The input consists of multiple test cases. The first line contains a single integer $$$T$$$ ($$$1\le T\le 2000$$$) — the number of test cases. The description of the test cases follows.

The first line of each test case contains two integers $$$n$$$ and $$$m$$$ ($$$1 \le n,m \le 50$$$) — the length of the strings $$$s$$$ and $$$t$$$, respectively.

The second line of each test case contains a string $$$s$$$ of length $$$n$$$.

The third line of each test case contains a string $$$t$$$ of length $$$m$$$.

It is guaranteed that $$$s$$$ and $$$t$$$ only contain $$$\texttt{0}$$$ and $$$\texttt{1}$$$.

Output

For each test case, print "YES" (without quotes), if it is possible to make $$$s$$$ good, and "NO" (without quotes) otherwise.

You can print letters in any case (upper or lower).

Example
Input
5
1 1
1
0
3 3
111
010
3 2
111
00
6 7
101100
1010101
10 2
1001001000
10
Output
Yes
Yes
No
No
No
Note

In the first test case, $$$s$$$ is good initially, so you can get a good $$$s$$$ by doing zero operations.
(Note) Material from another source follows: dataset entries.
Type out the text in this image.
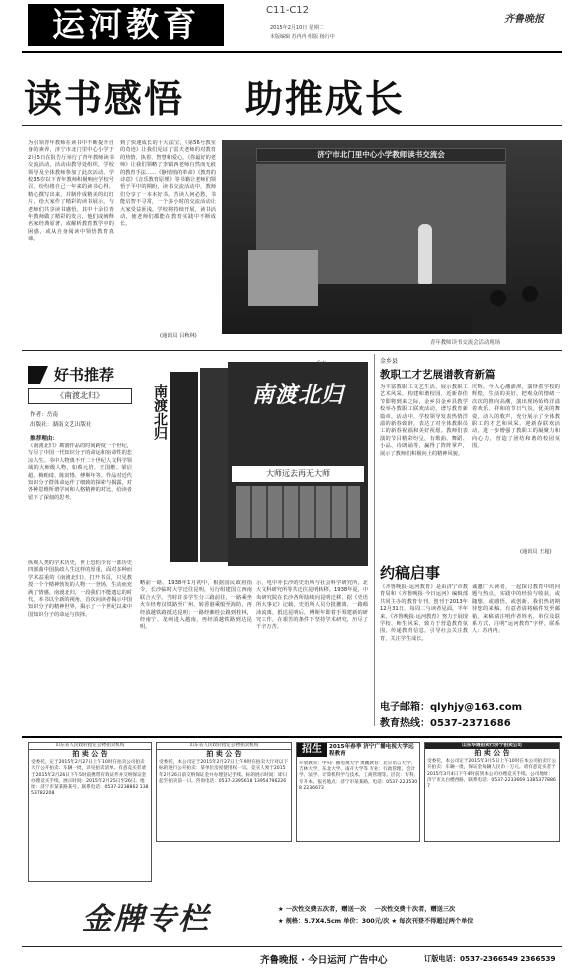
运河教育	C11-C12
2015年2月10日 星期二
本版编辑 苏冉冉 组版 杨行中
齐鲁晚报
读书感悟    助推成长
为引领青年教师在读书中不断提升自身的素养，济宁市北门里中心小学于2月5日在报告厅举行了青年教师读书交流活动。活动由教导处组织，学校领导及全体教师参加了此次活动。学校35岁以下青年教师积极响应学校号召，纷纷将自己一年来的读书心得、精心撰写出来，并制作成精美的幻灯片，给大家作了精彩的读书展示。与老师们共享读书感悟。其中十余位青年教师做了精彩的发言，他们或阐释名家经典原著，或解析教育教学中的困惑，或从自身阅读中领悟教育真谛。
到了快速成长的十大法宝，《第56号教室的奇迹》让我们见证了雷夫老师的对教育的热情、执着、智慧和爱心。《你最好的老师》让我们领略了李镇西老师自然而无痕的教育手法……《静悄悄的革命》《教育的诗意》《音乐教育原理》等书籍让老师们领悟于平中的期盼，读书交流活动中，教师们分享了一本本好书。苦读人何必愁，书能启智不寻常，一个多小时的交流活动让大家受益匪浅。学校将持续开展，读书活动，使老师们都能在教育实践中不断成长。
(通讯员 吕秋林)
济宁市北门里中心小学教师读书交流会
青年教师读书交流会活动现场
好书推荐
《南渡北归》
作者：岳南
出版社：湖南文艺出版社
推荐理由：
《南渡北归》勘割作品的时间跨度一个世纪，写尽了中国一代知识分子的命运和宿命性的悲凉人生。书中人物离不开二十世纪人文科学领域的大师级人物，如蔡元培、王国维、梁启超、梅贻琦、陈寅恪、傅斯年等。作品对近代知识分子群体命运作了细致的探索与揭露，对各种思维所谓学问和人格精神的对比，给读者留下了深刻的思考。
纵观人类的学术历史，世上恐怕少有一部历史四部曲中国执政人生这样的厚重，面对多种而学术益重的《南渡北归》，打开书页，只见教授一个个精神勃发的人物一一登场，生动而充满了情感。南渡北归，一段我们不能遗忘的时代。本书以全新的视角，首次向读者揭示中国知识分子的精神世界，揭示了一个世纪以来中国知识分子的命运与抉择。
南渡北归	南渡北归
大师远去再无大师
岳南
略前一路。1938年1月初中，根据国民政府指令，长沙临时大学迁往昆明，另行组建国立西南联合大学。当时许多学生分三路前往，一路乘坐火车经粤汉铁路至广州，转香港乘船至海防，再经滇越铁路抵达昆明；一路经湘桂公路到桂林，经南宁、龙州进入越南，再经滇越铁路到达昆明。
示，电中亦长沙的史语所与社会科学研究所，北大文科研究所等共迁往昆明转移。1938年夏，中央研究院在长沙各所陆续向昆明迁移，据《史语所大事记》记载，史语所人员分批撤离，一路颠沛流离，抵达昆明后，傅斯年即着手筹建新的研究工作，在艰苦的条件下坚持学术研究，历尽了千辛万苦。
金乡县
教职工才艺展谱教育新篇
为丰富教职工文艺生活，展示教职工艺术风采，构建和谐校园，近新春佳节即将到来之际，金乡县金乡县教学校举办教职工联欢活动，谱写教育新篇章。活动中，学校领导发表热情洋溢的新春致辞，表达了对全体教职员工的新春祝福和美好祝愿。教师们表演的节目精彩纷呈，有歌曲、舞蹈、小品、诗朗诵等，赢得了阵阵掌声，展示了教师们积极向上的精神风貌。
庆辉。今人心潮澎湃，演绎着学校的辉煌，生活的美好。把观众的情绪一次次的推向高潮，演出现场始终洋溢着欢乐、祥和的节日气氛。优美的舞姿、动人的歌声，充分展示了全体教职工的才艺和风采。迎新春联欢活动，进一步增强了教职工的凝聚力和向心力，营造了团结和谐的校园氛围。
(通讯员 王超)
约稿启事
《齐鲁晚报·运河教育》是由济宁市教育局和《齐鲁晚报·今日运河》编辑部共同主办的教育专刊，创刊于2013年12月31日，每周二与读者见面。半年来，《齐鲁晚报·运河教育》努力于展现学校、师生风采，致力于营造教育氛围，传递教育信息，引导社会关注教育，关注学生成长。
诚邀广大读者，一起探讨教育中的问题与热点，实践中的经验与收获，或随想，或感悟，或创新，我们热切期待您的来稿。有意者请将稿件发至邮箱，来稿请注明作者姓名、单位及联系方式，注明“运河教育”字样。联系人：苏冉冉。
电子邮箱：qlyhjy@163.com
教育热线：0537-2371686
山东省人民政府指定公物拍卖机构
拍 卖 公 告
受委托，定于2015年2月27日上午10时在拍卖公司拍卖大厅公开拍卖：车辆一批，详见拍卖清单。有意竞买者请于2015年2月26日下午5时前携带有效证件并交纳保证金办理竞买手续。展示时间：2015年2月25日至26日。地址：济宁市某某路某号。联系电话：0537-2238862 13853782208
山东省人民政府指定公物拍卖机构
拍 卖 公 告
受委托，本公司定于2015年2月27日上午9时在拍卖大厅对以下标的进行公开拍卖：某单位房屋使用权一宗。竞买人须于2015年2月26日前交纳保证金并办理登记手续。标的展示时间：即日起至拍卖前一日。咨询电话：0537-2395618 13954796226
招生	2015年春季 济宁广播电视大学远程教育
开放教育：中央广播电视大学 奥鹏教育：北京语言大学、吉林大学、东北大学、南开大学等 专业：行政管理、会计学、法学、计算机科学与技术、工商管理等。层次：专科、专升本。报名地点：济宁市某某路。电话：0537-2235308 2236673
山东华通拍卖行济宁拍卖公司
拍 卖 公 告
受委托，本公司定于2015年3月5日上午10时在本公司拍卖厅公开拍卖：车辆一批，保证金每辆人民币一万元。请有意竞买者于2015年3月4日下午4时前到本公司办理竞买手续。公司地址：济宁市太白楼西路。联系电话：0537-2233669 13853778867
金牌专栏	★ 一次性交费五次者，赠送一次    一次性交费十次者，赠送三次
★ 规格：5.7X4.5cm 单价：300元/次 ★ 每次刊登不得超过两个单位
齐鲁晚报 · 今日运河 广告中心	订版电话：0537-2366549 2366539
In the second test case, you can do the following two operations (the inserted string $$$t$$$ is underlined):

  1. $$$\texttt{1}\underline{\texttt{010}}\texttt{11}$$$
  2. $$$\texttt{10101}\underline{\texttt{010}}\texttt{1}$$$

and get $$$s = \texttt{101010101}$$$, which is good.

In the third test case, there is no way to make $$$s$$$ good after any number of operations.